Were there any scenarios that were represented more than once? Why do you think those scenarios were popular?

What strategies did your group use in brainstorming scenarios to match histogram shape?

For which distributions was it easiest to come up with an example?

For which distributions was it hardest to come up with an example?

What is the median number of children per home?

The median number of children per home is 1.

Strategy 1: List out the raw data (0, 0, 0, 0, 0, 0, 1, 1, 1, 1, 1, 1, 1, 1, 2, 2, 2, 2, 3, 3, 3, 4, 4, 5, 7, 8) then locate the middle value.

Strategy 2: Determine the total number of homes represented by adding columns' heights (6 + 8 + 4 + 3 + 2 + 1 + 1 + 1 = 26), then locate the 13th and 14th values on the histogram.

Students may mistakenly attempt to find the midpoint of the values on the horizontal axis (4.5), indicating that they connect median with “middle”, but misunderstand what middle value to find.

What is the mean number of children per home?

Approximately 2.04. Note that students may attempt to use the “add up and divide” algorithm with inappropriate data values from the display.

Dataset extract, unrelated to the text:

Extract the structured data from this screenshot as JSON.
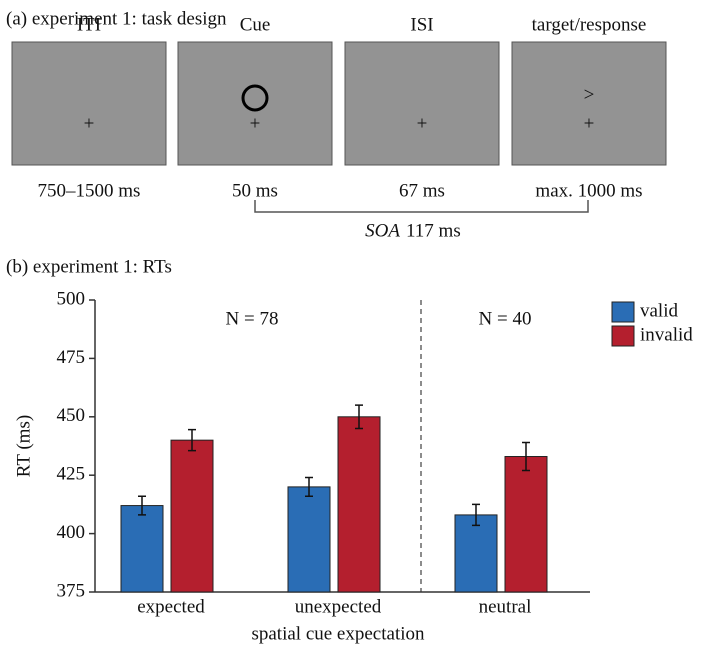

Students may mistakenly compute the mean height of the bars, or the mean of values on the horizontal axis.

Are there any months when Emma ran exactly 3 miles?

Trick question! It’s impossible to tell from the display. Remind students that we cannot see individual points on a histogram, therefore will need to make approximations (and think about the effect of outliers!) when thinking about measures of center.

What is the mode number of miles Emma ran per month?

We can’t determine exactly what the mode(s) might be, or even if there is a mode in this dataset. We can see that during most months of 2023, Emma ran between 15-20 miles.

Approximate the median number of miles Emma ran per month in 2023.

The 6th and 7th values fall in the 15-20 miles bin, so the median is a value between 15 and 20 miles.

Which is probably greater: the median or the mean?

Because there are outliers to the left, the mean is probably less than the median.

How was interpreting mean, median, and mode from a histogram different than computing it from a raw dataset?

Responses will vary. Students should explain that they needed to understand the meaning of the bar height and the values on the x-axis in order to arrive at correct measures of center.

Describe how the relationship between mean and median can help you draw a conclusion about the skewness of a histogram. (For example: When the mean is greater than the median, I know that…​)

When the mean is greater than the median, outliers on the right cause the display to be skewed right. When the mean is less than the median, outliers on the left cause the histogram to be skewed left.

Can you predict what the histogram would look like if every animal in the shelter had approximately the same weight?

The histogram would have one bar that was very tall, which would include all of the animals.

Does the histogram you described represent a dataset of high or low variability?

The histogram has low variability: the range is small, and each of the data points are similar to one another.

Which dataset below has the least variability from its mean? Explain.

Histogram A varies the least from its mean. The mean of the data is also the mode, and outliers are evenly distributed on both sides.

How can we determine which of two histograms shows greater variability if the two histograms have the same range?

We can think of variability as deviation from the mean. Once we have located the mean of a histogram, we can consider if data points are more likely to fall near or far from the mean.

Describe a histogram that is skewed right.

Values are clumped around what’s typical, with low outliers.

Describe a histogram that is skewed left.

Values are clumped around what’s typical, with high outliers.

Describe a histogram that is symmetric.

It’s just as likely for the variable to take a value a certain distance below the middle as it is to take a value that same distance above the middle.